You assume there is an aromatic system, as we have peaks at 6.5 to 6.7. This cannot fit for several reasons.

Only a proton, namely the left next to the lowermost OH group, has an adjacent one which may be is coupled to (and vice versa) – i.e., two dublets with a singulet in the arom. System (without identical environment).
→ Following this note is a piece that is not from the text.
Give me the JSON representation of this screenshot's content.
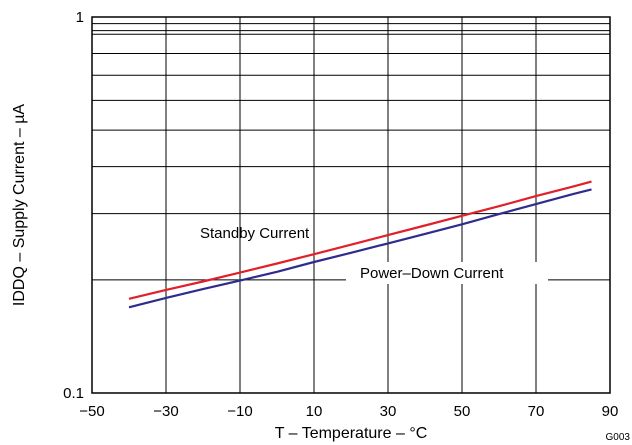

The other H atoms in the aromatic system have no adjacent H atomsThere’s something wrong. The other H atoms are likely to appear singulet at best. Somehow it doesn’t fit

Furthermore, the protons of the two OH groups in the arom. System appears at about 4.45 or so, but there is only one proton to see and this is also coupled with others in the environment (J_ab and J_ac). – The roof effect also says that the actual signal should be at 4.45.

Look at the peaks at about 6.5. The two double peaks are wonderfully symmetrical and equally apart, which means that here too a quite simple environment must be present, with the same coupling constants.
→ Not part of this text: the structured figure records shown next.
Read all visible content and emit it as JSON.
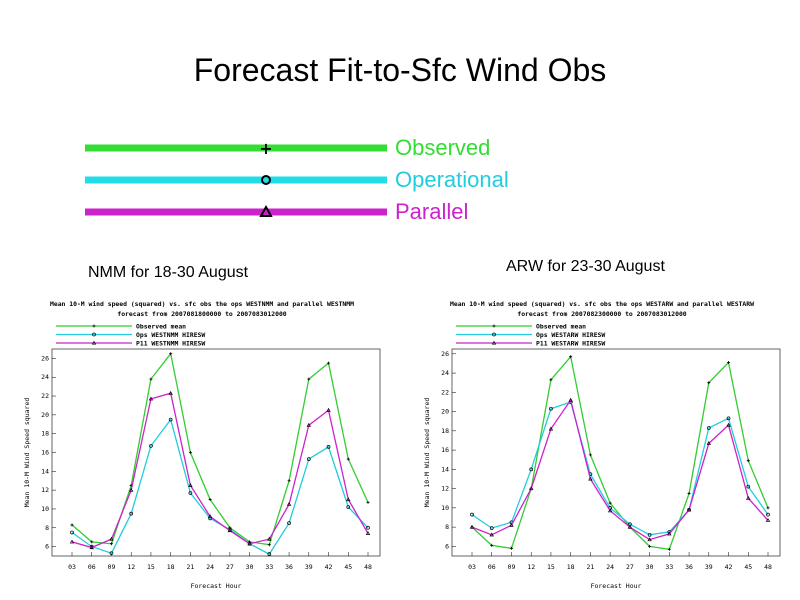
{
  "title": "Forecast Fit-to-Sfc Wind Obs",
  "legend": [
    {
      "label": "Observed",
      "color": "#33dd33",
      "marker": "+"
    },
    {
      "label": "Operational",
      "color": "#22dde8",
      "marker": "o"
    },
    {
      "label": "Parallel",
      "color": "#cc22cc",
      "marker": "triangle"
    }
  ],
  "subtitles": {
    "left": "NMM for 18-30 August",
    "right": "ARW for 23-30 August"
  },
  "chart_data": [
    {
      "type": "line",
      "title": "Mean 10-M wind speed (squared) vs. sfc obs the ops WESTNMM and parallel WESTNMM",
      "subtitle": "forecast from 2007081800000 to 2007083012000",
      "legend_entries": [
        "Observed mean",
        "Ops WESTNMM HIRESW",
        "P11 WESTNMM HIRESW"
      ],
      "xlabel": "Forecast Hour",
      "ylabel": "Mean 10-M Wind Speed squared",
      "categories": [
        "03",
        "06",
        "09",
        "12",
        "15",
        "18",
        "21",
        "24",
        "27",
        "30",
        "33",
        "36",
        "39",
        "42",
        "45",
        "48"
      ],
      "ylim": [
        5,
        27
      ],
      "yticks": [
        6,
        8,
        10,
        12,
        14,
        16,
        18,
        20,
        22,
        24,
        26
      ],
      "series": [
        {
          "name": "Observed mean",
          "color": "#33cc33",
          "values": [
            8.3,
            6.5,
            6.3,
            12.5,
            23.8,
            26.5,
            16.0,
            11.0,
            8.0,
            6.5,
            6.2,
            13.0,
            23.8,
            25.5,
            15.3,
            10.7
          ]
        },
        {
          "name": "Ops WESTNMM HIRESW",
          "color": "#22ccdd",
          "values": [
            7.5,
            6.0,
            5.3,
            9.5,
            16.7,
            19.5,
            11.7,
            9.0,
            7.8,
            6.3,
            5.2,
            8.5,
            15.3,
            16.6,
            10.2,
            8.0
          ]
        },
        {
          "name": "P11 WESTNMM HIRESW",
          "color": "#cc22cc",
          "values": [
            6.5,
            5.9,
            6.8,
            12.0,
            21.7,
            22.3,
            12.5,
            9.2,
            7.7,
            6.3,
            6.8,
            10.5,
            18.9,
            20.5,
            11.0,
            7.4
          ]
        }
      ]
    },
    {
      "type": "line",
      "title": "Mean 10-M wind speed (squared) vs. sfc obs the ops WESTARW and parallel WESTARW",
      "subtitle": "forecast from 2007082300000 to 2007083012000",
      "legend_entries": [
        "Observed mean",
        "Ops WESTARW HIRESW",
        "P11 WESTARW HIRESW"
      ],
      "xlabel": "Forecast Hour",
      "ylabel": "Mean 10-M Wind Speed squared",
      "categories": [
        "03",
        "06",
        "09",
        "12",
        "15",
        "18",
        "21",
        "24",
        "27",
        "30",
        "33",
        "36",
        "39",
        "42",
        "45",
        "48"
      ],
      "ylim": [
        5,
        26.5
      ],
      "yticks": [
        6,
        8,
        10,
        12,
        14,
        16,
        18,
        20,
        22,
        24,
        26
      ],
      "series": [
        {
          "name": "Observed mean",
          "color": "#33cc33",
          "values": [
            8.0,
            6.1,
            5.8,
            12.0,
            23.3,
            25.7,
            15.5,
            10.5,
            8.0,
            6.0,
            5.7,
            11.5,
            23.0,
            25.1,
            14.9,
            10.0
          ]
        },
        {
          "name": "Ops WESTARW HIRESW",
          "color": "#22ccdd",
          "values": [
            9.3,
            7.9,
            8.5,
            14.0,
            20.3,
            21.0,
            13.5,
            10.0,
            8.3,
            7.2,
            7.5,
            9.8,
            18.3,
            19.3,
            12.2,
            9.3
          ]
        },
        {
          "name": "P11 WESTARW HIRESW",
          "color": "#cc22cc",
          "values": [
            8.0,
            7.2,
            8.2,
            12.0,
            18.2,
            21.2,
            13.0,
            9.7,
            8.0,
            6.7,
            7.3,
            9.8,
            16.7,
            18.6,
            11.0,
            8.7
          ]
        }
      ]
    }
  ]
}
I have the feeling that we have a nitro group somewhere (-C-CH2-NO2), for this also speaks the N–O asymmetric stretch of 1550-1475 cm-1

MeisterRuelps, UserMod Light

I have the spectrum with the side

and this is your fault…so pages do not always have to vote. Look at my answer, go through the fragments, look at your IR peaks.

A shift of 4.5 often indicates a nitro group in the H-NMR.

Why the OH groups are to be seen is simple because they quickly exchange protons with the residual water of your compounds, and that amines are always difficult to locate (see comment)

In your 400 HZ spectrum, you are guaranteed to have no coupling over more than 2 bonds, unless your aromatic system has a proximity to other groups that have protons.

An aromatic system usually appears at 130 in the C-NMR. The OH groups would rather shift it to 140 Hz.

It’s just my opinion, maybe I’m wrong.